I am trying to make this shape from the code below. I'm confused as to how to make it print the 2nd row, second to last star without it skipping and printing the extra space before printing the star. Once that is figured out would the bottom half, when the stars expands back out, would the code be similar to the top half? I have tried a couple combinations of code between c and r but I have been stuck with what I currently.

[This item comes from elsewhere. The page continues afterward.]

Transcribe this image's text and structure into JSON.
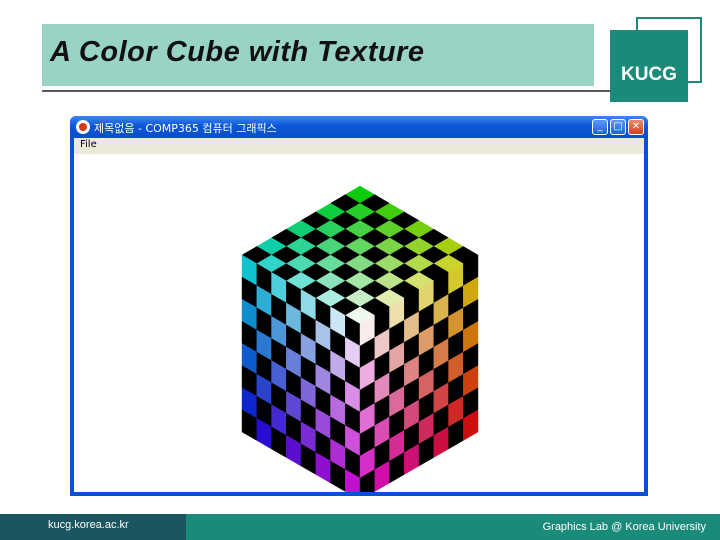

---------------------- //row 0
* *| //row 1
* * * *| //row 2
* * * * * *|
* * * * * * * *|
* * * * * * * * * *|
* * * * * * * * * * *|
* * * * * * * * * *|
* * * * * * * *|
* * * * * *|
* * * *|
* *|
----------------------
#include <iostream>
using std::cout; using std::cin; using std::endl;
int main() {
cout << "Enter a positive odd number less than 40: ";
int num = 0;
int z = 1;
for (int a = 0; a < 3; ++a)
{
cin >> num;
if (num < 38 && num > 0 && num % 2 == 1)
{
cout << "Thank you!" << endl << endl;
for (int r = 0; r < num; ++r) //outer loop/rows
{
for (int c = 0; c < num; ++c) //inner loop/columns
{
if (r == 0) cout << "--"; //top of square
else if (c >= r + r - c && c < num - 1)
cout << " ";
//else if (c == num - 1) cout << "*|";
else if (r == num - 1) cout << "--"; //bottom of square
else if (c == num - 1) cout << "*|"; //right side of square
else if (r > c) cout << "* ";
}
cout << endl;
}
break;
}
else cout << "Please enter a positve odd number that is less than 40!" << endl;
}
cout << endl;
}
I just took two variables left=0 & right=num-1 and increased left & decreased right till r<=num/2, after that i reversed the process,when the col <= left or col >=right I printed *.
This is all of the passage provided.